Cartoon credit: Australian cartoonist Grea offers this and other royalty-free cartoons on her website.

  1. Tweet Success = Right Tweet, Right TimeSocial Media Today posted an excellent blog post this week on the best post times for various kinds of social media.  The blog said that posting to Twitter at noon, 5 p.m. and 6 p.m. midweek and on weekends was optimal.  For Facebook, Saturday morning is the optimal time for any post, although those posted around noon also get more traffic.  As for blogs, Monday morning is the best time.  The lesson for marketers:  Social media (like email) has become a kind of adult homework.  The optimal times match the times when busy professionals have a few minutes to browse the web and catch up on things they just don’t have time for during the workday.  For more details on this, check out the presentation from a recent webinar sponsored by insurance trade association LIMRA.  You can download it here or watch the recording here. The lesson for marketers:  Scheduling your social media posts can increase results – and repeating Tweets helps, too.  It’s easy to test your own audience’s reaction to posts made at different times of day to find the optimal time for your content.
  2. Plagiarism Today: RSS Scraping —   Jonathan Bailey’s plagiarism Today broadcasts and blogs on the subject of plagiarism are always both educational and entertaining. This week his plagiarism Today blog published a look at RSS scraping – that is, the practice by some bottom-feeding marketers of subscribing to a blog’s RSS feed, and then republishing content without permission. They do it for one reason:  the original content creator has put together great content rich in heavily searched keywords, and they’re too lazy or inept to do it themselves.  Jonathan explains the problem and the legal issues surrounding the practice, along with the many reasons that so few copyright holders fight back.  He also offers a simple solution that any marketer can add to their blog or content feed in seconds. The lesson for marketers:  You may not have the resources to fight back against the content thieves legally, but there are tools you can use that will discourage the more blatant and damaging reuse of your content to steal search engine traffic that you’ve earned with your careful SEO planning and writing.
  3. Live tweeting becomes a fixture of corporate earnings – According to the IR Web Report, more than 50 public companies tweeted their Q2 earnings announcements live, while hundreds more provide live links to information as it becomes available.  The report explains how the process works, when it adds value, and when it annoys investors.
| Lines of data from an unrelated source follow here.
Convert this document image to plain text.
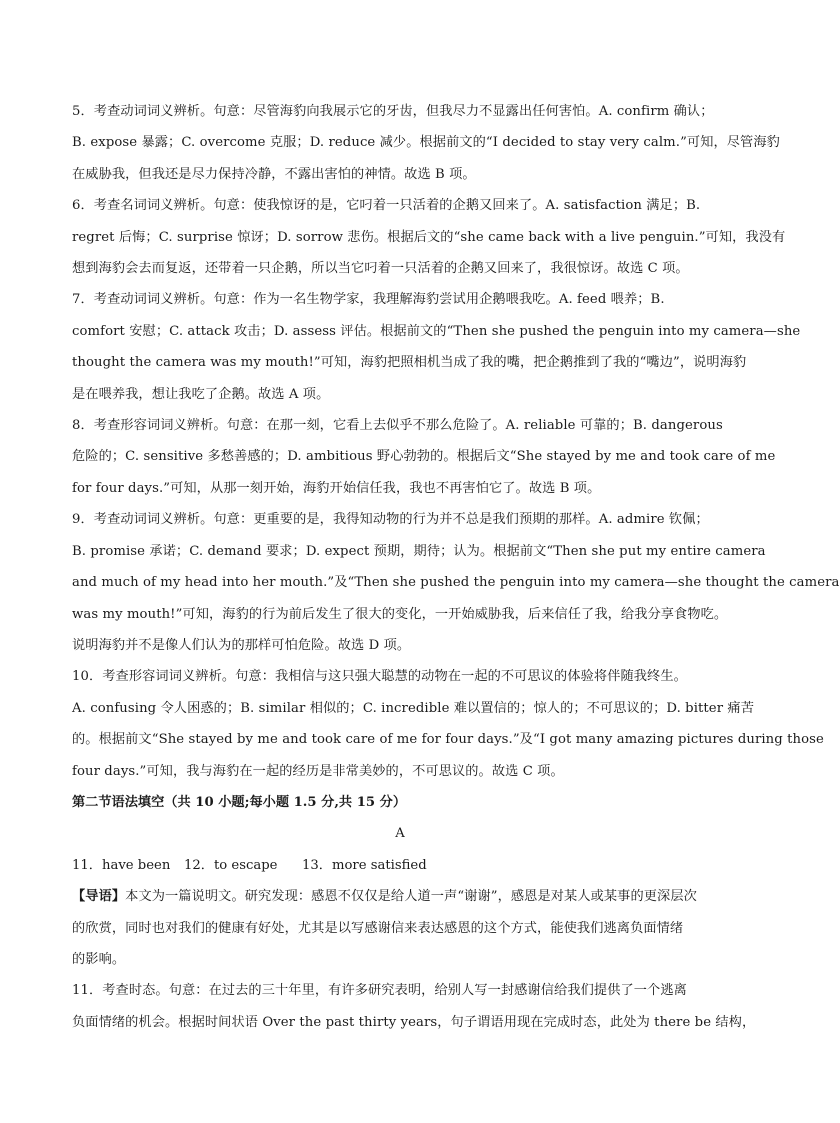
5．考查动词词义辨析。句意：尽管海豹向我展示它的牙齿，但我尽力不显露出任何害怕。A. confirm 确认；
B. expose 暴露；C. overcome 克服；D. reduce 减少。根据前文的“I decided to stay very calm.”可知，尽管海豹
在威胁我，但我还是尽力保持冷静，不露出害怕的神情。故选 B 项。
6．考查名词词义辨析。句意：使我惊讶的是，它叼着一只活着的企鹅又回来了。A. satisfaction 满足；B.
regret 后悔；C. surprise 惊讶；D. sorrow 悲伤。根据后文的“she came back with a live penguin.”可知，我没有
想到海豹会去而复返，还带着一只企鹅，所以当它叼着一只活着的企鹅又回来了，我很惊讶。故选 C 项。
7．考查动词词义辨析。句意：作为一名生物学家，我理解海豹尝试用企鹅喂我吃。A. feed 喂养；B.
comfort 安慰；C. attack 攻击；D. assess 评估。根据前文的“Then she pushed the penguin into my camera—she
thought the camera was my mouth!”可知，海豹把照相机当成了我的嘴，把企鹅推到了我的“嘴边”，说明海豹
是在喂养我，想让我吃了企鹅。故选 A 项。
8．考查形容词词义辨析。句意：在那一刻，它看上去似乎不那么危险了。A. reliable 可靠的；B. dangerous
危险的；C. sensitive 多愁善感的；D. ambitious 野心勃勃的。根据后文“She stayed by me and took care of me
for four days.”可知，从那一刻开始，海豹开始信任我，我也不再害怕它了。故选 B 项。
9．考查动词词义辨析。句意：更重要的是，我得知动物的行为并不总是我们预期的那样。A. admire 钦佩；
B. promise 承诺；C. demand 要求；D. expect 预期，期待；认为。根据前文“Then she put my entire camera
and much of my head into her mouth.”及“Then she pushed the penguin into my camera—she thought the camera
was my mouth!”可知，海豹的行为前后发生了很大的变化，一开始威胁我，后来信任了我，给我分享食物吃。
说明海豹并不是像人们认为的那样可怕危险。故选 D 项。
10．考查形容词词义辨析。句意：我相信与这只强大聪慧的动物在一起的不可思议的体验将伴随我终生。
A. confusing 令人困惑的；B. similar 相似的；C. incredible 难以置信的；惊人的；不可思议的；D. bitter 痛苦
的。根据前文“She stayed by me and took care of me for four days.”及“I got many amazing pictures during those
four days.”可知，我与海豹在一起的经历是非常美妙的，不可思议的。故选 C 项。
第二节语法填空（共 10 小题;每小题 1.5 分,共 15 分）
A
11．have been 12．to escape 13．more satisfied
【导语】本文为一篇说明文。研究发现：感恩不仅仅是给人道一声“谢谢”，感恩是对某人或某事的更深层次
的欣赏，同时也对我们的健康有好处，尤其是以写感谢信来表达感恩的这个方式，能使我们逃离负面情绪
的影响。
11．考查时态。句意：在过去的三十年里，有许多研究表明，给别人写一封感谢信给我们提供了一个逃离
负面情绪的机会。根据时间状语 Over the past thirty years，句子谓语用现在完成时态，此处为 there be 结构，
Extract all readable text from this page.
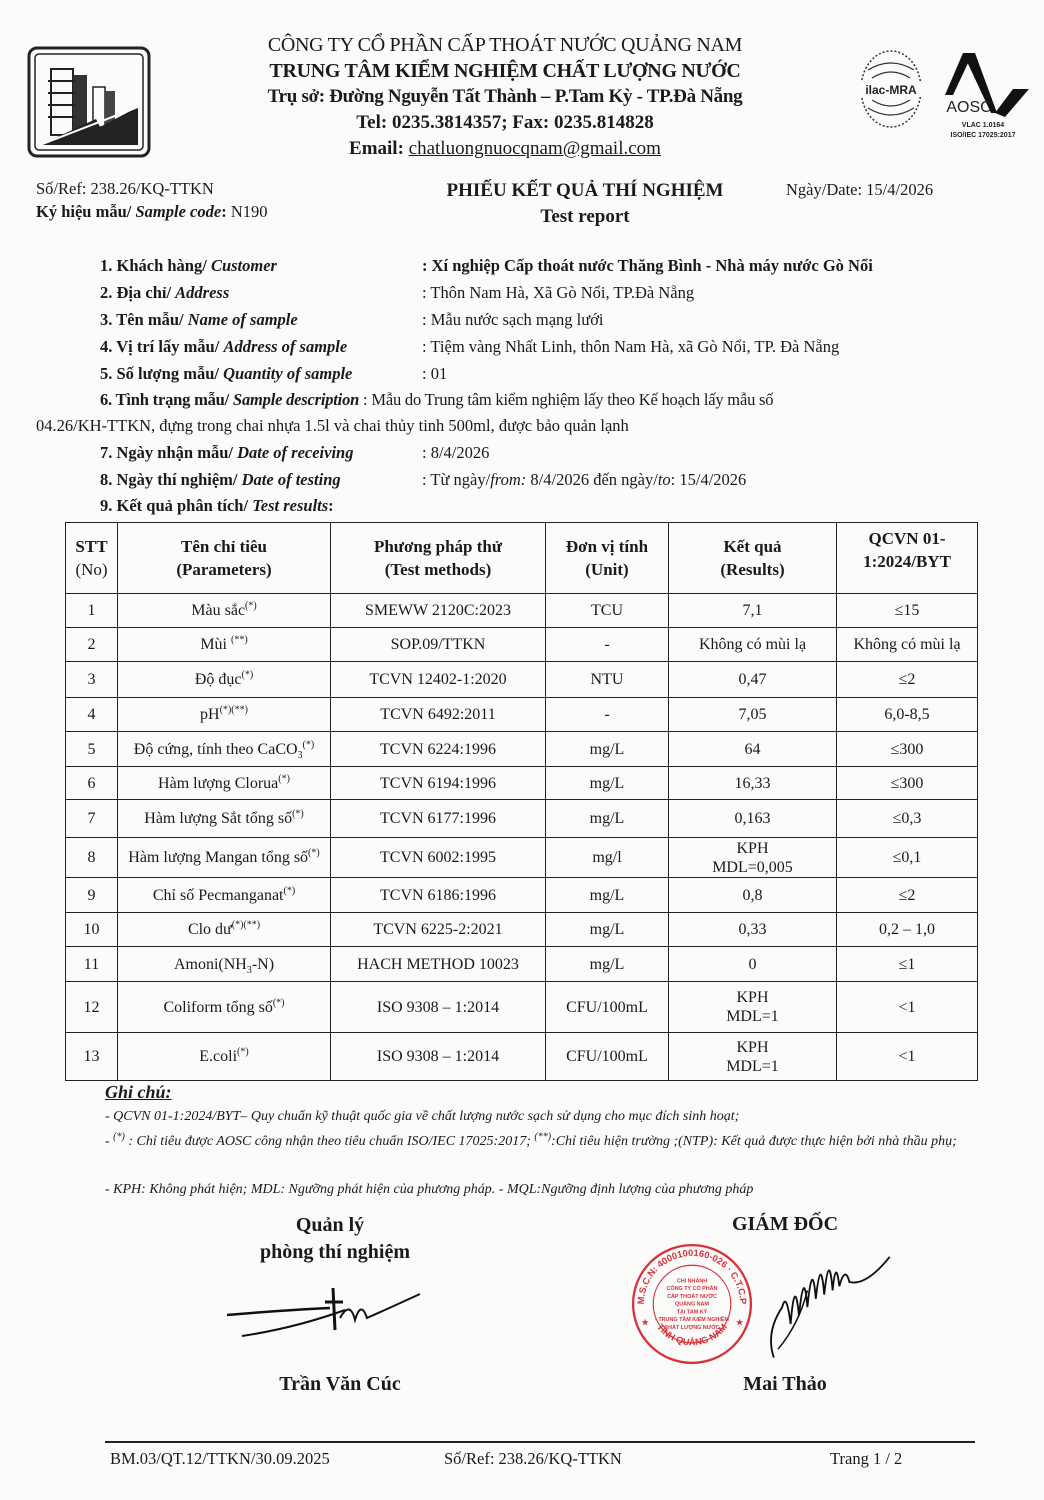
CÔNG TY CỔ PHẦN CẤP THOÁT NƯỚC QUẢNG NAM
TRUNG TÂM KIỂM NGHIỆM CHẤT LƯỢNG NƯỚC
Trụ sở: Đường Nguyễn Tất Thành – P.Tam Kỳ - TP.Đà Nẵng
Tel: 0235.3814357; Fax: 0235.814828
Email: chatluongnuocqnam@gmail.com
ilac-MRA
AOSC
VLAC 1.0164
ISO/IEC 17025:2017
Số/Ref: 238.26/KQ-TTKN
Ký hiệu mẫu/ Sample code: N190
PHIẾU KẾT QUẢ THÍ NGHIỆM
Test report
Ngày/Date: 15/4/2026
1. Khách hàng/ Customer	: Xí nghiệp Cấp thoát nước Thăng Bình - Nhà máy nước Gò Nổi
2. Địa chỉ/ Address	: Thôn Nam Hà, Xã Gò Nổi, TP.Đà Nẵng
3. Tên mẫu/ Name of sample	: Mẫu nước sạch mạng lưới
4. Vị trí lấy mẫu/ Address of sample	: Tiệm vàng Nhất Linh, thôn Nam Hà, xã Gò Nổi, TP. Đà Nẵng
5. Số lượng mẫu/ Quantity of sample	: 01
6. Tình trạng mẫu/ Sample description : Mẫu do Trung tâm kiểm nghiệm lấy theo Kế hoạch lấy mẫu số
04.26/KH-TTKN, đựng trong chai nhựa 1.5l và chai thủy tinh 500ml, được bảo quản lạnh
7. Ngày nhận mẫu/ Date of receiving	: 8/4/2026
8. Ngày thí nghiệm/ Date of testing	: Từ ngày/from: 8/4/2026 đến ngày/to: 15/4/2026
9. Kết quả phân tích/ Test results:
STT
(No)	Tên chỉ tiêu
(Parameters)	Phương pháp thử
(Test methods)	Đơn vị tính
(Unit)	Kết quả
(Results)	QCVN 01-
1:2024/BYT
1	Màu sắc(*)	SMEWW 2120C:2023	TCU	7,1	≤15
2	Mùi (**)	SOP.09/TTKN	-	Không có mùi lạ	Không có mùi lạ
3	Độ đục(*)	TCVN 12402-1:2020	NTU	0,47	≤2
4	pH(*)(**)	TCVN 6492:2011	-	7,05	6,0-8,5
5	Độ cứng, tính theo CaCO$_3$(*)	TCVN 6224:1996	mg/L	64	≤300
6	Hàm lượng Clorua(*)	TCVN 6194:1996	mg/L	16,33	≤300
7	Hàm lượng Sắt tổng số(*)	TCVN 6177:1996	mg/L	0,163	≤0,3
8	Hàm lượng Mangan tổng số(*)	TCVN 6002:1995	mg/l	KPH
MDL=0,005	≤0,1
9	Chỉ số Pecmanganat(*)	TCVN 6186:1996	mg/L	0,8	≤2
10	Clo dư(*)(**)	TCVN 6225-2:2021	mg/L	0,33	0,2 – 1,0
11	$Amoni(NH_3-N)$	HACH METHOD 10023	mg/L	0	≤1
12	Coliform tổng số(*)	ISO 9308 – 1:2014	CFU/100mL	KPH
MDL=1	<1
13	E.coli(*)	ISO 9308 – 1:2014	CFU/100mL	KPH
MDL=1	<1
Ghi chú:
- QCVN 01-1:2024/BYT– Quy chuẩn kỹ thuật quốc gia về chất lượng nước sạch sử dụng cho mục đích sinh hoạt;
- (*) : Chỉ tiêu được AOSC công nhận theo tiêu chuẩn ISO/IEC 17025:2017; (**):Chỉ tiêu hiện trường ;(NTP): Kết quả được thực hiện bởi nhà thầu phụ;
- KPH: Không phát hiện; MDL: Ngưỡng phát hiện của phương pháp. - MQL:Ngưỡng định lượng của phương pháp
Quản lý
phòng thí nghiệm
Trần Văn Cúc
M.S.C.N: 4000100160-026 · C.T.C.P
TỈNH QUẢNG NAM
CHI NHÁNH
CÔNG TY CỔ PHẦN
CẤP THOÁT NƯỚC
QUẢNG NAM
TẠI TAM KỲ
- TRUNG TÂM KIỂM NGHIỆM
CHẤT LƯỢNG NƯỚC
★	★
GIÁM ĐỐC
Mai Thảo
BM.03/QT.12/TTKN/30.09.2025	Số/Ref: 238.26/KQ-TTKN	Trang 1 / 2
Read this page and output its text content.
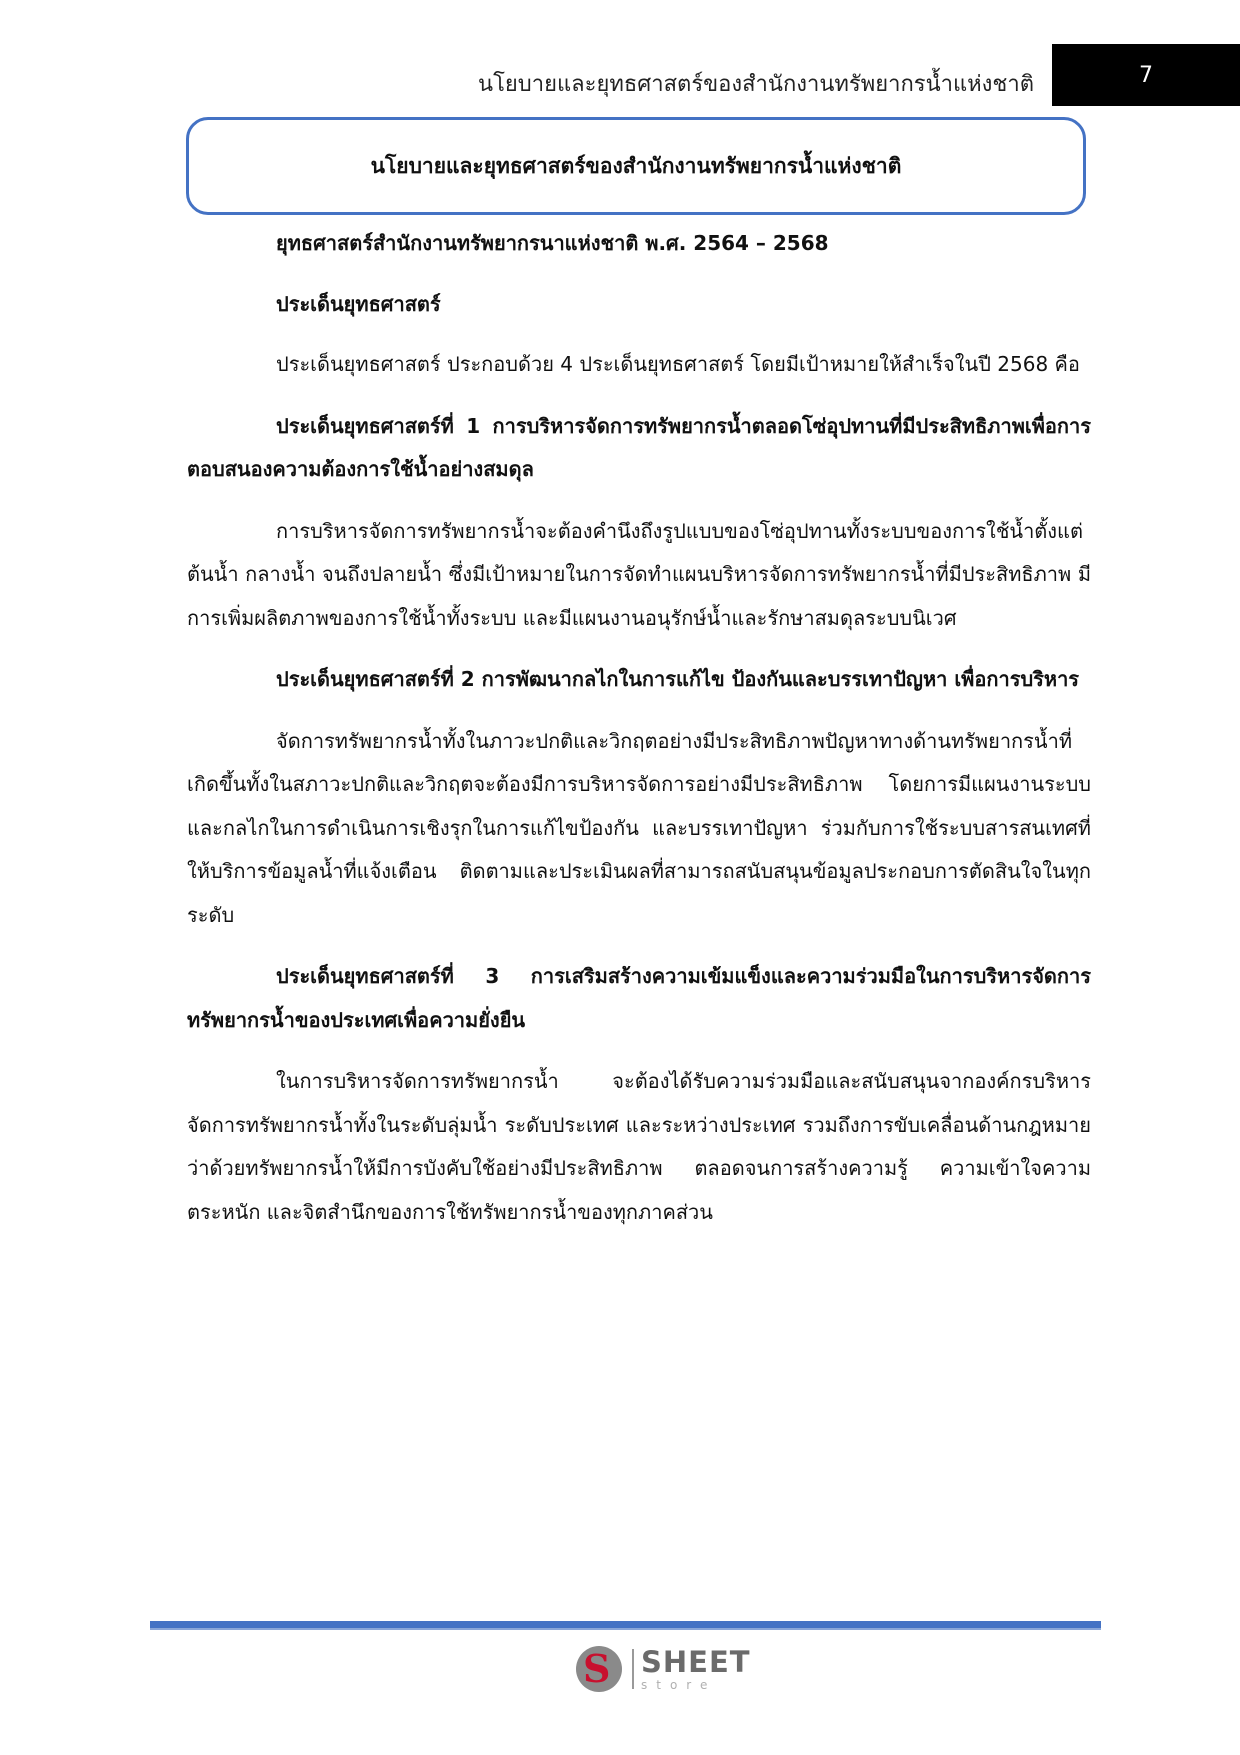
นโยบายและยุทธศาสตร์ของสำนักงานทรัพยากรน้ำแห่งชาติ	7
นโยบายและยุทธศาสตร์ของสำนักงานทรัพยากรน้ำแห่งชาติ

ยุทธศาสตร์สำนักงานทรัพยากรนาแห่งชาติ พ.ศ. 2564 – 2568

ประเด็นยุทธศาสตร์

ประเด็นยุทธศาสตร์ ประกอบด้วย 4 ประเด็นยุทธศาสตร์ โดยมีเป้าหมายให้สำเร็จในปี 2568 คือ

ประเด็นยุทธศาสตร์ที่ 1 การบริหารจัดการทรัพยากรน้ำตลอดโซ่อุปทานที่มีประสิทธิภาพเพื่อการตอบสนองความต้องการใช้น้ำอย่างสมดุล

การบริหารจัดการทรัพยากรน้ำจะต้องคำนึงถึงรูปแบบของโซ่อุปทานทั้งระบบของการใช้น้ำตั้งแต่ต้นน้ำ กลางน้ำ จนถึงปลายน้ำ ซึ่งมีเป้าหมายในการจัดทำแผนบริหารจัดการทรัพยากรน้ำที่มีประสิทธิภาพ มีการเพิ่มผลิตภาพของการใช้น้ำทั้งระบบ และมีแผนงานอนุรักษ์น้ำและรักษาสมดุลระบบนิเวศ

ประเด็นยุทธศาสตร์ที่ 2 การพัฒนากลไกในการแก้ไข ป้องกันและบรรเทาปัญหา เพื่อการบริหาร

จัดการทรัพยากรน้ำทั้งในภาวะปกติและวิกฤตอย่างมีประสิทธิภาพปัญหาทางด้านทรัพยากรน้ำที่เกิดขึ้นทั้งในสภาวะปกติและวิกฤตจะต้องมีการบริหารจัดการอย่างมีประสิทธิภาพ โดยการมีแผนงานระบบและกลไกในการดำเนินการเชิงรุกในการแก้ไขป้องกัน และบรรเทาปัญหา ร่วมกับการใช้ระบบสารสนเทศที่ให้บริการข้อมูลน้ำที่แจ้งเตือน ติดตามและประเมินผลที่สามารถสนับสนุนข้อมูลประกอบการตัดสินใจในทุกระดับ

ประเด็นยุทธศาสตร์ที่ 3 การเสริมสร้างความเข้มแข็งและความร่วมมือในการบริหารจัดการทรัพยากรน้ำของประเทศเพื่อความยั่งยืน

ในการบริหารจัดการทรัพยากรน้ำ จะต้องได้รับความร่วมมือและสนับสนุนจากองค์กรบริหารจัดการทรัพยากรน้ำทั้งในระดับลุ่มน้ำ ระดับประเทศ และระหว่างประเทศ รวมถึงการขับเคลื่อนด้านกฎหมายว่าด้วยทรัพยากรน้ำให้มีการบังคับใช้อย่างมีประสิทธิภาพ ตลอดจนการสร้างความรู้ ความเข้าใจความตระหนัก และจิตสำนึกของการใช้ทรัพยากรน้ำของทุกภาคส่วน

S SHEET
store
The lesson for marketers:  Compliance rules and investor expectations are changing, and so are the once-staid earnings announcements.  The post-Enron and Madoff buzzword for investors is transparency:  the more information they have about a company, and the sooner they have it, and the more trust they have in the company, the better.  This article offers excellent lessons on how to add value to an IR program with social media, along with some equally valuable “don’ts”.
  4. That’s my name – don’t wear it out! – U.K. marketing guru Gurdev Singh penned an interesting article for the MediaTel Newsline this week in which he argues that the success of multi-channel marketing is in danger because marketers don’t know when to quit.  Like the school-yard taunt thrown at would-be playmates who annoy others by constantly trying to get their attention, he argues that marketers risk alienating consumers by hitting them too often – and risk losing market share if they don’t recognize that consumers have become “multi-tasking, communication addicts” who don’t pay sufficient attention to one channel for any marketing message to penetrate through single-channel messages.  The lesson for marketers:  Harness the power of personalized multi-channel marketing – but don’t overdo it.  Pay attention to customer reactions to the quantity and timing of your messages, and use your analytics reports to identify the right number of messages, the right number of channels, and the best time to persuade your targets without annoying them.  It’s a balancing act, but it pays off.
  5. Made-to-Order Marketing WorksChief!Marketer this week reported on the results of its survey showing that one-to-one marketing isn’t just the buzz phrase it was for many years.  It’s a viable, useful tactic that works.  Like our own survey, marketers who participated in the survey reported on in the blog said that email was the most effective tool they had for personalizing and delivering effective messages to individual customers, followed by direct mail, web, social media, and mobile.  The lesson for marketers:  We don’t need to be magpies, jumping from one marketing tool to the next shiny new tool that promises better results, but we do need to pay attention to what our peers (and our competitors) are doing.  Why?  Because people who become accustomed to something they like begin to expect it from others.  And as more and more marketers hone their skills in personalization and customization, the rest need to follow.  And that probably means adjusting both processes (automation tools, planning, targeting, customer intelligence) and messages (copywriting, timing, calls to action).